In hearings before Congress last week, Mr. Kerry said he generally agreed with the assessment, written by Elizabeth O'Bagy, who works at the Institute for the Study of War in Washington.

But that view was challenged by Rep. Michael T. McCaul, Texas Republican, who said the classified briefings he receives as chairman of the House Committee on Homeland Security indicated that “the majority now of these rebel forces — and I say majority now — are radical Islamists pouring in from all over the world to come to Syria for the fight.”

Who the rebels are matters. Some lawmakers have pushed for months for the U.S. to take a more active role in arming them in their struggle to unseat Mr. Assad, while others say that could lead to American hardware in the hands of extremists.

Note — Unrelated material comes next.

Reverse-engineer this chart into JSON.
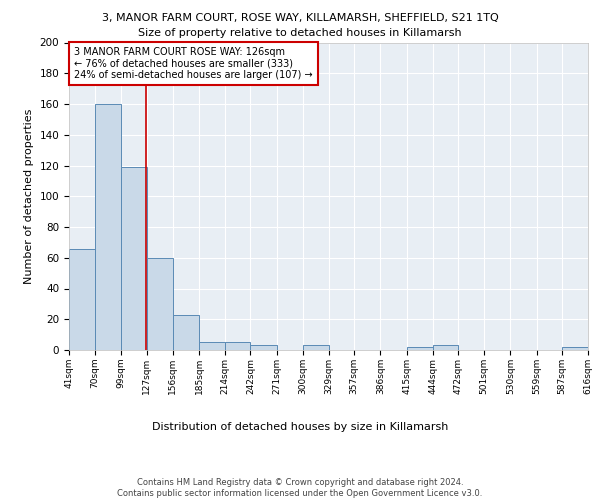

More recently, opponents of strikes in Syria have said a U.S. attack could end up benefiting the radical elements of the rebellion.

The Obama administration initially urged caution in arming the rebels, but Mr. Kerry’s remarks suggested that could be changing.

After the hearings, questions swirled through Washington’s foreign policy community about why Mr. Kerry had been so quick to defend his argument by citing the work of a nongovernmental researcher — rather than an official assessment produced by the U.S. intelligence community.

The State Department’s office of public affairs did not respond to a request by The Washington Times for comment.

Ms. O'Bagy’s work was first raised in a Senate hearing last week by Sen. John McCain, an Arizona Republican who has been pushing for broader U.S. aid to the Syrian rebels, and who asked Mr. Kerry whether he agreed with Ms. O'Bagy’s assessment.

In an interview with The Times on Monday night, Ms. O'Bagy said she was as befuddled as anyone else by attention given to her work by Mr. Kerry. “I myself have asked why he would quote me and not quote intelligence sources,” she said.

She said she has never met Mr. Kerry but has met Mr. McCain. As part of her work with the Syrian Emergency Task Force, she said, she helped arrange a trip that the senator made to Syria in May.

Some analysts speculated that Mr. McCain and Mr. Kerry may have sought to draw attention to Ms. O'Bagy’s work because the official intelligence assessment on Syria’s opposition is classified and because her article offered a chance to point to open-sourced intelligence that fit with their argument.

Analysts poked at the argument that Mr. Kerry and Mr. McCain were making.